A maturidade e a experiência não traziam conforto a um Rossi visivelmente abatido, mais do que fosse provável esperar. Todos estes anos não haviam lhe preparado o suficiente para a perda de uma vida de forma tão estúpida. Por mais óbvio que fosse o perfil de Emily, era difícil crer que ela se pusera em risco para poupá-los. Não que fosse difícil prever tal comportamento. Difícil era aceitá-lo. Passou em revista os momentos de pura alegria da agente morena e cheia de vida, que arejava o ambiente de trabalho com seus comentários inusitados e suas brincadeiras às vezes fora de hora. Lembrou-se do quão desconcertada ele a deixou, junto com seus amigos, quando os pegou traçando seu perfil a partir de uma sala semi pintada e um quadro de alto valor, entre seus pertences de recém chegado. Recordou da dolorosa conversa sobre o aborto da amiga, das horas difíceis que foram aquelas durante um caso tão pessoal. Foi inevitável também dirigir um olhar ao seu amigo, um misto de piedade e lamento, por saber o que ela significava para ele. O jeito sisudo e quase arrogante dele escondia um pedido de socorro pungente, uma urgência em ser feliz, que ele não sabia como lidar, visto que dizer que a amava era coisa impensável para o chefe da unidade. Quanto desperdício! Se houvesse alguma espécie de justiça divina, aquela não deveria ser a hora de sua amiga. 

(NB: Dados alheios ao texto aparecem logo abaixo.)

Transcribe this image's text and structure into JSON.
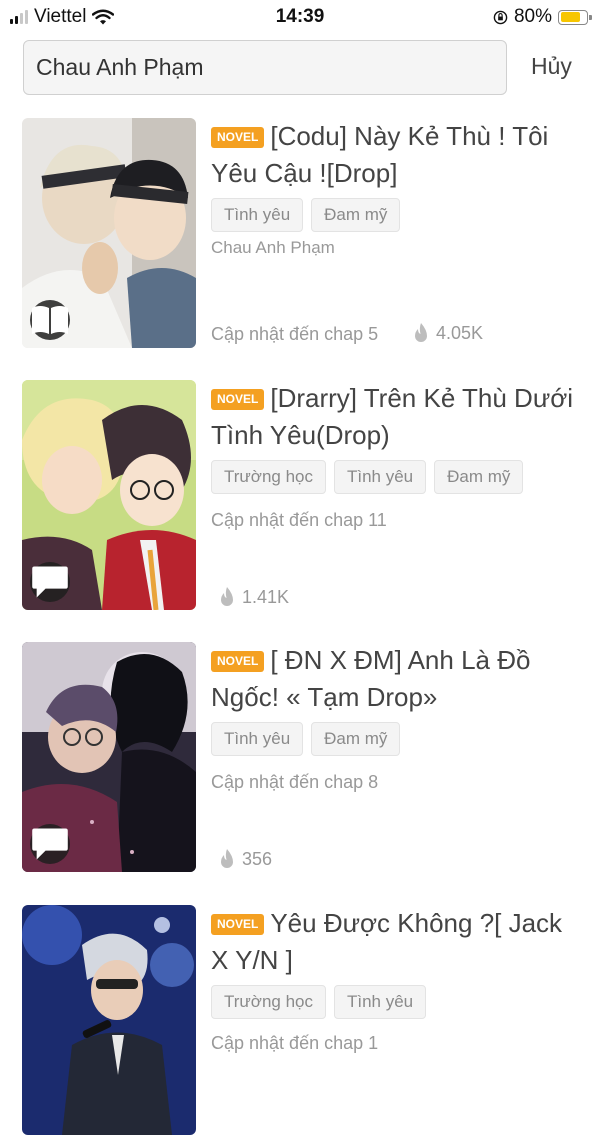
{
  "status_bar": {
    "carrier": "Viettel",
    "time": "14:39",
    "battery_percent": "80%",
    "battery_level": 0.8,
    "signal_bars": 2
  },
  "search": {
    "value": "Chau Anh Phạm",
    "cancel_label": "Hủy"
  },
  "colors": {
    "badge": "#f4a021",
    "battery": "#f7c600"
  },
  "results": [
    {
      "badge": "NOVEL",
      "title": "[Codu] Này Kẻ Thù ! Tôi Yêu Cậu ![Drop]",
      "tags": [
        "Tình yêu",
        "Đam mỹ"
      ],
      "author": "Chau Anh Phạm",
      "update": "Cập nhật đến chap 5",
      "views": "4.05K",
      "cover_icon": "book-icon"
    },
    {
      "badge": "NOVEL",
      "title": "[Drarry] Trên Kẻ Thù Dưới Tình Yêu(Drop)",
      "tags": [
        "Trường học",
        "Tình yêu",
        "Đam mỹ"
      ],
      "update": "Cập nhật đến chap 11",
      "views": "1.41K",
      "cover_icon": "chat-icon"
    },
    {
      "badge": "NOVEL",
      "title": "[ ĐN X ĐM] Anh Là Đồ Ngốc! « Tạm Drop»",
      "tags": [
        "Tình yêu",
        "Đam mỹ"
      ],
      "update": "Cập nhật đến chap 8",
      "views": "356",
      "cover_icon": "chat-icon"
    },
    {
      "badge": "NOVEL",
      "title": "Yêu Được Không ?[ Jack X Y/N ]",
      "tags": [
        "Trường học",
        "Tình yêu"
      ],
      "update": "Cập nhật đến chap 1"
    }
  ]
}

Percebeu a menina que estava decidido a treinar sentada ao seu lado, olhar assustado, mais pelo inesperado da situação do que pelo vínculo com a agente Emily Prentiss. De certa forma sentiu alívio, pois ali não haveria sofrimento real, ela não fazia parte ainda daquela grande família.
Seus pensamentos foram interrompidos pelo toque discreto do celular de Aaron Hotchner.
- JJ? – A voz de Rossi ecoou mais forte do que ele gostaria.
Ele olhou o visor e fez um sinal negativo com a cabeça.
- Não, do escritório. Com licença.
Em seguida levantou-se e dirigiu-se ao corredor lateral, que dava acesso à saída.

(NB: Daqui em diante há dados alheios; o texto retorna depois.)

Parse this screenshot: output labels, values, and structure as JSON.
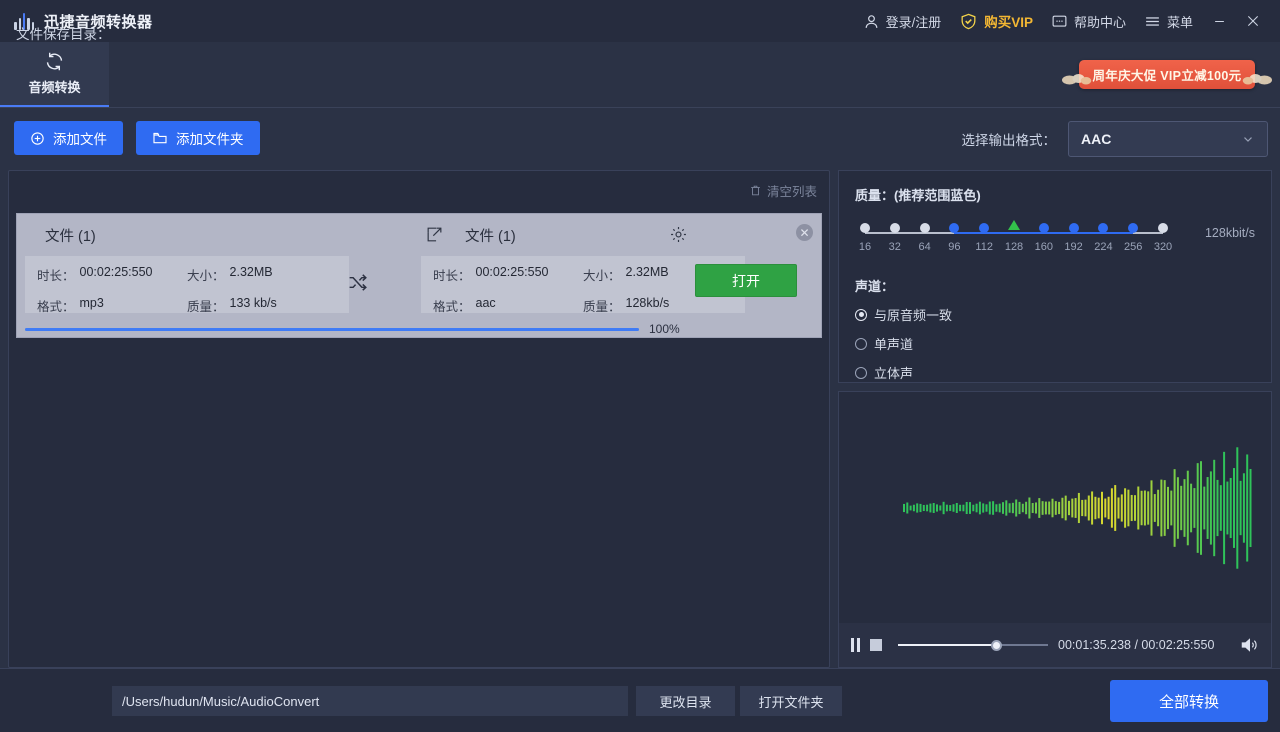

Seu coração pareceu parar de bater naquele instante. Sabia o que o aguardava do outro lado da linha, um recomeço ou o fim de tudo. Se tivesse opção, talvez não tivesse atendido. Não sabia se poderia se sustentar sobre as próprias pernas se a tivesse perdido.

- A cirurgia acabou. Ela está estável. Os danos foram contidos e ela deverá ter uma boa recuperação. O médico disse que as próximas quarenta e oito horas serão decisivas, mas ele não acredita que ela tenha dificuldades. 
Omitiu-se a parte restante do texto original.